Quella condotta dalla polizia è una “operazione particolarmente rilevante – ha detto il procuratore di Caltanissetta, Salvatore De Luca – è importante perché agisce sul traffico delle sostanze stupefacenti gestita tra le due famiglie di Cosa nostra e la stidda. Gela ha una sua specificità in tutto il territorio regionale e nazionale dove sono presenti due famiglie di Cosa nostra e c’è anche la Stidda.

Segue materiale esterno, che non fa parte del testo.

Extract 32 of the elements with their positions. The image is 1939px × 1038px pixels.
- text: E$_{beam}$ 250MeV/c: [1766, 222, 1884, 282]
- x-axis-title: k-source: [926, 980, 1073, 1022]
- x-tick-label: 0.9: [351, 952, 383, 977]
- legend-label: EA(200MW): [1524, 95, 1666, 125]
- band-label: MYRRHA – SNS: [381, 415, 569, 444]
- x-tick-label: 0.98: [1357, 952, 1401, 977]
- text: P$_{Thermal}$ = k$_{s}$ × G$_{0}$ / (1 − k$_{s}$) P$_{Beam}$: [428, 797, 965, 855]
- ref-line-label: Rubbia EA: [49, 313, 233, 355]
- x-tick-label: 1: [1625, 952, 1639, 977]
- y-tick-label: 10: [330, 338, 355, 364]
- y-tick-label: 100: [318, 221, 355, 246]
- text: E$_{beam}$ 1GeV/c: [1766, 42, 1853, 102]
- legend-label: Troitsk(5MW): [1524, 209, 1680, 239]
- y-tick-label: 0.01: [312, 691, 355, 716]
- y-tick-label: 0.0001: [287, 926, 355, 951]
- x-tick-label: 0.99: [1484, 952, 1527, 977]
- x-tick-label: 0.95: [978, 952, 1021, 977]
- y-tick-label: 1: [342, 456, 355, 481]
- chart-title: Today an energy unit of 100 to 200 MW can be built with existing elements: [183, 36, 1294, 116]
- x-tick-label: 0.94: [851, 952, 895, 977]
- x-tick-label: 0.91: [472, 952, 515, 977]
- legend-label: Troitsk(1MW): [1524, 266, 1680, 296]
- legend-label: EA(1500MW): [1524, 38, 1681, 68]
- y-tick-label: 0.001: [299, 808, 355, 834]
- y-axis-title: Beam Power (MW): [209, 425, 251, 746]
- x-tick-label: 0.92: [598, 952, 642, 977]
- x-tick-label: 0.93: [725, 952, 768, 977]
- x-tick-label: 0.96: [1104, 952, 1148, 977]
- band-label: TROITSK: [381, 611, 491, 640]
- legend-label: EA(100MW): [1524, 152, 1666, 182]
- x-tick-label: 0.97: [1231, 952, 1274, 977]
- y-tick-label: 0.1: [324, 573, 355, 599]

Le tre compagini criminali hanno una intesa, hanno siglato una “pax mafiosa” che perdura nel tempo”. Durante l’operazione è stato rinvenuto un ordigno bellico di 700 grammi che sarebbe stato utilizzato alla bisogna.

Uscito dal carcere nel 2018 Giuseppe Tasca, esponente di Cosa nostra gelese della famiglia dei Rinzivillo, sarebbe diventato il capo di Cosa nostra gelese e ne aveva ripreso le redini dopo i 16 anni di carcerazione. L’operazione condotta dalla polizia è stata denominata “Ianus”, cioè una delle divinità più antiche, raffigurata con due volti. Dall’indagine della polizia emerge uno stretto collegamento con la ‘ndrangheta calabrese, in particolare la ‘ndrina Longo di Polistena, nonché esponenti di Catania dai quali i gelesi si rifornivano di armi. Dall’inchiesta è emerso che un kalashnikov può essere acquistato con una somma di 2.500 euro.

“Questa operazione conferma – ha detto il procuratore di Caltanissetta De Luca-  la disponibilità di armi, che Cosa nostra non è comitato di affari ma c’è una riserva di violenza che è nel dna dell’associazione, pronta ad entrare in azione qualora le normali attività economiche non fossero sufficiente. La riserva di violenza è sempre presente”.

Alla conferenza stampa alla questura di Caltanissetta ha partecipato il direttore dello Sco Vincenzo Nicolì il quale ha evidenziato che “siamo di fronte ad una indagine classica su Cosa nostra. Emerge che possono interloquire con importanti consorterie mafiose siciliane ed esponenti di cosche regine”. Il questore di Caltanissetta Pinuccia Albertina Agnello ha evidenziato che è tornata in provincia di Caltanissetta dopo vent’anni. “Gela – ha detto – è un tessuto sul quale non si può continuare a lavorare”. Il dirigente della squadra mobile di Caltanissetta Antonino Ciavola ha evidenziato che ogni settimana si smerciavano due chili di cocaina e che ci sarebbe stato uno scambio tra i gelesi con i catanesi e uomini di Canicattì.